Former Ukrainian Prime Minister Pavlo Lazarenko was sentenced Friday to nine years in federal prison for money laundering, wire fraud and extortion.
The sentence, which also included $10 million in fines, was half of the maximum sought by prosecutors, who said Lazarenko misused his office in the former Soviet republic to get rich through business schemes.
Lazarenko, 53, was the first former head of government to be tried in the United States since Manuel Noriega of Panama.
A jury in U.S. District Court convicted him in June 2004, and he has since been under house arrest at an undisclosed location on $86 million bail.

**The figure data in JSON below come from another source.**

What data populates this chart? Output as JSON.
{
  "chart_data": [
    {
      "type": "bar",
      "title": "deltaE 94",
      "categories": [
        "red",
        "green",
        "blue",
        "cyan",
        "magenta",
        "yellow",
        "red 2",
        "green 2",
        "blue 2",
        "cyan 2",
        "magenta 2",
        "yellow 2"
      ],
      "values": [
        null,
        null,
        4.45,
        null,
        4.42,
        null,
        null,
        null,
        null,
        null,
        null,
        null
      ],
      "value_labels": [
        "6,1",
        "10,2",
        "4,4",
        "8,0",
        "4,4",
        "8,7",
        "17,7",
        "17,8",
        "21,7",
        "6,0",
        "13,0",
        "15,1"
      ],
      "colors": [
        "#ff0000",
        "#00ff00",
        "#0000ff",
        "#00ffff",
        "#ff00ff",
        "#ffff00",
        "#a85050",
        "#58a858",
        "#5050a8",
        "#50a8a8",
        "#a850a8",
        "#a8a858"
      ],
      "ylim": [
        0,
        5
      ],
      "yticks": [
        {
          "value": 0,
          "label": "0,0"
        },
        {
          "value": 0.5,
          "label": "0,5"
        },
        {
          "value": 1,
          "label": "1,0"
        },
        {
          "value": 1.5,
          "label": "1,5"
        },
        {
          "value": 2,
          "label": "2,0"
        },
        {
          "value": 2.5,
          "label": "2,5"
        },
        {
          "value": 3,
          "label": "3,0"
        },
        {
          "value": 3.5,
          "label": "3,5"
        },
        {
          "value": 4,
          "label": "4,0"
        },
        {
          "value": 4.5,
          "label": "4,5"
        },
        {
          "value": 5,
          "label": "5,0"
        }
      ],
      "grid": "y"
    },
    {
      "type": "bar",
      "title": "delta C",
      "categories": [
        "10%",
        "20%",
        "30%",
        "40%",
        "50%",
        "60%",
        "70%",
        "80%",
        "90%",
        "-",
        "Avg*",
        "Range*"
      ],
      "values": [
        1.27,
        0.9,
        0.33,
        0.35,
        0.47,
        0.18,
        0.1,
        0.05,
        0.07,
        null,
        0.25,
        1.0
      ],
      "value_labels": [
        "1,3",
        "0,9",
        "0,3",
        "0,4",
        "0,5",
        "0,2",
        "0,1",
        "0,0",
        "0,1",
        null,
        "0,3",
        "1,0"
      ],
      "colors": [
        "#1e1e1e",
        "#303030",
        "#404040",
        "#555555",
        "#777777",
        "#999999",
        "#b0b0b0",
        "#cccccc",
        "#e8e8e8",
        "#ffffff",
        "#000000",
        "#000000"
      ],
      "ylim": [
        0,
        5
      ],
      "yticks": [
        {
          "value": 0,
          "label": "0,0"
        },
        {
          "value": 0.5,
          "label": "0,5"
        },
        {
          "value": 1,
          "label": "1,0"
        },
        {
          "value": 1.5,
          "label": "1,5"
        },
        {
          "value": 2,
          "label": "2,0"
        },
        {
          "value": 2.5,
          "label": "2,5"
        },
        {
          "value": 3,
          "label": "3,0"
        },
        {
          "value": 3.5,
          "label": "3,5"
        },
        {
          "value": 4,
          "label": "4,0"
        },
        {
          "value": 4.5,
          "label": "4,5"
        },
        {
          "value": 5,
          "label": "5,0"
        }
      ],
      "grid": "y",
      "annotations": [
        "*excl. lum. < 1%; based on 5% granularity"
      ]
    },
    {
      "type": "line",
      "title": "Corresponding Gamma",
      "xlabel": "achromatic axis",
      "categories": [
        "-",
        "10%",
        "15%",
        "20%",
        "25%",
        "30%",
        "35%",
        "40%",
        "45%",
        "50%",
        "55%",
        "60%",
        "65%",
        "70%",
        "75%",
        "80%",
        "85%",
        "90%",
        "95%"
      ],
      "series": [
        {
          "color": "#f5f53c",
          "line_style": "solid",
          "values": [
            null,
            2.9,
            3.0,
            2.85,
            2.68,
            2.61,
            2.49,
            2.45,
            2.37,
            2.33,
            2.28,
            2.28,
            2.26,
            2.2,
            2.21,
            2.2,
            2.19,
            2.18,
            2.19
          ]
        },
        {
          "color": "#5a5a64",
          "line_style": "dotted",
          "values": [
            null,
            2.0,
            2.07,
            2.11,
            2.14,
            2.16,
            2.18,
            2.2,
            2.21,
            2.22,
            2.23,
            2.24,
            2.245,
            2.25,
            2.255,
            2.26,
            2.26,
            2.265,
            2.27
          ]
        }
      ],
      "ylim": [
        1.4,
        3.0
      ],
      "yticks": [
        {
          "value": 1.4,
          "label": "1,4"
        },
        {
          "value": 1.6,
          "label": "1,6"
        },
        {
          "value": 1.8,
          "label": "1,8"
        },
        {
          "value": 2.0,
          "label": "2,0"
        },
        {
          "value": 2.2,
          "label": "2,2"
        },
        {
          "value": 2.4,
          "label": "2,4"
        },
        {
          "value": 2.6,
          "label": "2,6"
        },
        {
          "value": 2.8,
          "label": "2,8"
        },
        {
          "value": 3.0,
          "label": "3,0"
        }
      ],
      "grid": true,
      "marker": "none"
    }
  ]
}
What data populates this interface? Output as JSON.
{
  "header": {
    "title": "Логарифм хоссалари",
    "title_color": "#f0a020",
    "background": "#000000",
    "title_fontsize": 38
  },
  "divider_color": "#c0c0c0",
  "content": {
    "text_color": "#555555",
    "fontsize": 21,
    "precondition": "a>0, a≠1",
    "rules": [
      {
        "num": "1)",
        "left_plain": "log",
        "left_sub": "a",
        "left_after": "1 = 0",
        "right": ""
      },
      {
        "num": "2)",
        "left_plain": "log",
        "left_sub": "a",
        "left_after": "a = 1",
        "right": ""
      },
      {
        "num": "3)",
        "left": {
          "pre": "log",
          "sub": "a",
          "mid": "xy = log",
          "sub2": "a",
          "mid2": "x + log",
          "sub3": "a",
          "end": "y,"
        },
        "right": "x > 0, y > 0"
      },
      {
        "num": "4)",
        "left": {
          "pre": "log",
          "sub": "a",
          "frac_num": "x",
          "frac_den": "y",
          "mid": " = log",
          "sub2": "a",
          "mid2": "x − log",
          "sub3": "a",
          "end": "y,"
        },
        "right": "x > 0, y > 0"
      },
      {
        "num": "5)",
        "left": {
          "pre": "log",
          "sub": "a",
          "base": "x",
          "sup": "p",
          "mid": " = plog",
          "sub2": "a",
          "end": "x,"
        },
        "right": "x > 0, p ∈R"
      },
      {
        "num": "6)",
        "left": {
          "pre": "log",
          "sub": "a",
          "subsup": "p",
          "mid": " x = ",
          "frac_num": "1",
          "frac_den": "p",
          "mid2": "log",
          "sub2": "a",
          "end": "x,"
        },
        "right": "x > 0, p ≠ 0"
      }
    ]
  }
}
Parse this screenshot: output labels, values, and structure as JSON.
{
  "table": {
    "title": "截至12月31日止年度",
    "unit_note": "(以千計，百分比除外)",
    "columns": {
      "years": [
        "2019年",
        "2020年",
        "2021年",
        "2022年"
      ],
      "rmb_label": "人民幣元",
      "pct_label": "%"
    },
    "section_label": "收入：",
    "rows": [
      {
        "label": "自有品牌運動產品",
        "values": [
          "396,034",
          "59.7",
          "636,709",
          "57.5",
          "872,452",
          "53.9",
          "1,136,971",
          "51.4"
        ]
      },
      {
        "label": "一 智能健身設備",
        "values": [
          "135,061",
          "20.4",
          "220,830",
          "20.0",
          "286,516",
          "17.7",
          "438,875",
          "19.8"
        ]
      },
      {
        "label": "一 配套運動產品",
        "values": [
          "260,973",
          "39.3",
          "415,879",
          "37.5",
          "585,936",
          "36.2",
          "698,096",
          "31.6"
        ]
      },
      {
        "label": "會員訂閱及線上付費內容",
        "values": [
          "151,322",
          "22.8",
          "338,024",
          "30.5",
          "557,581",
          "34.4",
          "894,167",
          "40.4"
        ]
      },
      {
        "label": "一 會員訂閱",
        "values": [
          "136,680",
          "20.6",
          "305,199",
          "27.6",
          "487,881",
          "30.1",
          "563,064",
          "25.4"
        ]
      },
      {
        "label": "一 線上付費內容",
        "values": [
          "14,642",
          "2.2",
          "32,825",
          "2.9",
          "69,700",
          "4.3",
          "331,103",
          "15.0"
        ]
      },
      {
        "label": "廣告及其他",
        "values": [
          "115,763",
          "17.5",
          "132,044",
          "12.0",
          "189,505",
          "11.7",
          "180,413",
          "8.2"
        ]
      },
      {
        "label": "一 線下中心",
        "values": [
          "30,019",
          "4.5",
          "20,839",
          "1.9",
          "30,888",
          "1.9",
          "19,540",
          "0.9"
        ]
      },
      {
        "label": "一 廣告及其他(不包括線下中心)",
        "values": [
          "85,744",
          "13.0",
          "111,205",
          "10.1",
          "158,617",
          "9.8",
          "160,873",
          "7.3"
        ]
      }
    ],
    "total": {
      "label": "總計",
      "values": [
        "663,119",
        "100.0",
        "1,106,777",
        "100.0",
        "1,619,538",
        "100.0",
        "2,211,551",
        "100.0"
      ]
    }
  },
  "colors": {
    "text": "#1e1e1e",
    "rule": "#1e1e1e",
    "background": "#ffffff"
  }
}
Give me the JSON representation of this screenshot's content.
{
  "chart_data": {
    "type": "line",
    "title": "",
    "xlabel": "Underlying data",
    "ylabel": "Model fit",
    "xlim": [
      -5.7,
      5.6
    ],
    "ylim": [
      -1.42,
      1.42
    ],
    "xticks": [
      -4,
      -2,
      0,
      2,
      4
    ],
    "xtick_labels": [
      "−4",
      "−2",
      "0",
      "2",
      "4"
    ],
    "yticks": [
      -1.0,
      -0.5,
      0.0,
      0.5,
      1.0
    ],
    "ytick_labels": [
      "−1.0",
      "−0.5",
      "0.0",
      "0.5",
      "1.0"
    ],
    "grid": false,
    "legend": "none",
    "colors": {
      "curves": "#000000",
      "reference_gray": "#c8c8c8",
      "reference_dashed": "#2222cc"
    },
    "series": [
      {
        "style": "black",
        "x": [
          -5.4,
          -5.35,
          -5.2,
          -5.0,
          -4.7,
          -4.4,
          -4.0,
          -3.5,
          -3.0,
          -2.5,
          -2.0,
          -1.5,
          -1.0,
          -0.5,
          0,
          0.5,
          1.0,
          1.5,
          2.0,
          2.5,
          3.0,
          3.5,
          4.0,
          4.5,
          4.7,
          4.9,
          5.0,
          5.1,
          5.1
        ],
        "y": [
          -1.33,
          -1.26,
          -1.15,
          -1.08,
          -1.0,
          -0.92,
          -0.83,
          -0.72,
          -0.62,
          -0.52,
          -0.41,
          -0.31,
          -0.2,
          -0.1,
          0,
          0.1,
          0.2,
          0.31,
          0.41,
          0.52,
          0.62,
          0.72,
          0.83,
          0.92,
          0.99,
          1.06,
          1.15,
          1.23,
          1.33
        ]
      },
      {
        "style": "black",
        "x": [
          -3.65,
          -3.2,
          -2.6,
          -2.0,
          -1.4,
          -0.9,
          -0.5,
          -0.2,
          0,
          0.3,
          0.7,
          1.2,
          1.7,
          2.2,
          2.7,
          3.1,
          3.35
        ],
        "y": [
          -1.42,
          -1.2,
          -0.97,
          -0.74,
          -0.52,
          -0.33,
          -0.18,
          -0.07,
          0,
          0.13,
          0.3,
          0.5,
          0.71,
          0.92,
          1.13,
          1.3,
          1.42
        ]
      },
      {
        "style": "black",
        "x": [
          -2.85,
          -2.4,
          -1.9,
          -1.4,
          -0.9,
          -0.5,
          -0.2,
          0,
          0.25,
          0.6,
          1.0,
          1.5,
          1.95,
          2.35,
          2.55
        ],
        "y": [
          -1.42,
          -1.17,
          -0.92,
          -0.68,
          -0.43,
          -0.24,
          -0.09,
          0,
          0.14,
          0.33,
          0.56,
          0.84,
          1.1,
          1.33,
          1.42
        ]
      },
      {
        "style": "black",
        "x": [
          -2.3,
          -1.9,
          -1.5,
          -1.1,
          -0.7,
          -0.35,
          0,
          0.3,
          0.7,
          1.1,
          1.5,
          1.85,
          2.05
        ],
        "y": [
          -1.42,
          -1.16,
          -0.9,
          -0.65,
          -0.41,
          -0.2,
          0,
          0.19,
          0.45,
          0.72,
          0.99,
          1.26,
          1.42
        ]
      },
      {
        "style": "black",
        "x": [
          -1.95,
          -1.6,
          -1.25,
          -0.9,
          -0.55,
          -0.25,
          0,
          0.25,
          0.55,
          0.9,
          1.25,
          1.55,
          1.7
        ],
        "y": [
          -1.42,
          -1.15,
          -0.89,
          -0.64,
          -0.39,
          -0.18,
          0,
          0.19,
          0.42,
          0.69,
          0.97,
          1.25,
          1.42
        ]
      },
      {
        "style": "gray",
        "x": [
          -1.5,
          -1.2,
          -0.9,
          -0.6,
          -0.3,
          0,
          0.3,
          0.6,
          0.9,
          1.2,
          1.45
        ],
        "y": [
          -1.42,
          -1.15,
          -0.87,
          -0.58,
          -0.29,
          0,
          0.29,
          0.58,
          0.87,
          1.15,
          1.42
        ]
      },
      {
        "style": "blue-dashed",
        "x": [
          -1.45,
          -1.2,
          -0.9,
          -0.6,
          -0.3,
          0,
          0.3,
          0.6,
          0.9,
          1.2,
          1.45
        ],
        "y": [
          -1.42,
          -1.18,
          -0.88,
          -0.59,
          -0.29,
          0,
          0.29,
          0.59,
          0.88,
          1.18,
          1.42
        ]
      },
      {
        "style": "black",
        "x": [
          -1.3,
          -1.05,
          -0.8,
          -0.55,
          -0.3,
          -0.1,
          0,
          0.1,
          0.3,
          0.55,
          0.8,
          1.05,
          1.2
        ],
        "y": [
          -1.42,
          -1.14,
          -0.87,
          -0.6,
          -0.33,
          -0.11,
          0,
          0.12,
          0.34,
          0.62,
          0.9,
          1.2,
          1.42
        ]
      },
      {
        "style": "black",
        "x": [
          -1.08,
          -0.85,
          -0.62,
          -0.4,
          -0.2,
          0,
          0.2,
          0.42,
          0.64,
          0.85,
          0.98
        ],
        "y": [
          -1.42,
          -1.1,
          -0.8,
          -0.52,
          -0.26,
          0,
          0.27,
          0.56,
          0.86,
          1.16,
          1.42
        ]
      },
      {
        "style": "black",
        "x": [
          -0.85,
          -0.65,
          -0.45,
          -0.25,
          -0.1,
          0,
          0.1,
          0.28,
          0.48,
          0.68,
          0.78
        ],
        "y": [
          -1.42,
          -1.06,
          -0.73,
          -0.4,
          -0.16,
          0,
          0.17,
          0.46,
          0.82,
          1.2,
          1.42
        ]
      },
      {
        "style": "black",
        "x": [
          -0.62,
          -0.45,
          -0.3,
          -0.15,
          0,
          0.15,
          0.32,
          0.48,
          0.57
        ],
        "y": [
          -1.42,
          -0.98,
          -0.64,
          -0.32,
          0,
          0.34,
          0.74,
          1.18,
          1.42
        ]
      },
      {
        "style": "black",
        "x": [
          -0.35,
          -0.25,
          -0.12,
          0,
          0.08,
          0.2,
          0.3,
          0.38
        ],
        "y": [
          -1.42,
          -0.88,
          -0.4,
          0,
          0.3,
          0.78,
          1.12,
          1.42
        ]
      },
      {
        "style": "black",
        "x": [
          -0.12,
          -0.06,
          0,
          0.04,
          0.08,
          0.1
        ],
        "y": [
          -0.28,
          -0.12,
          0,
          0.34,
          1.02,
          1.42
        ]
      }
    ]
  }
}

Lazarenko denied he siphoned funds or accepted bribes in exchange for government contracts and favors, claiming his multimillion-dollar fortune was earned legitimately when his country, emerging from the Soviet Union’s collapse, had a new and lawless free-market economy.
Defense attorneys, who had pushed for a four-year sentence, called the prosecution politically motivated and said political foes withheld evidence that could have exonerated him. Lazarenko has appealed his conviction.
Sought asylum in the U.S.
He sought political asylum in the U.S. in 1999 during his country’s presidential election campaign, claiming he had faced three assassination attempts. Instead, the U.S. government arrested and tried him to prevent criminals from using the United States as a safe haven for dirty money.
According to the U.S. government, Lazarenko used his political clout to set up an international underground network of bank accounts to launder profits made through clandestine schemes involving natural gas, agribusiness, housing and other businesses in Ukraine.
Authorities claimed $114 million was directed to banks in the U.S., mostly in San Francisco.
In March, he was elected to a regional parliament office in Ukraine.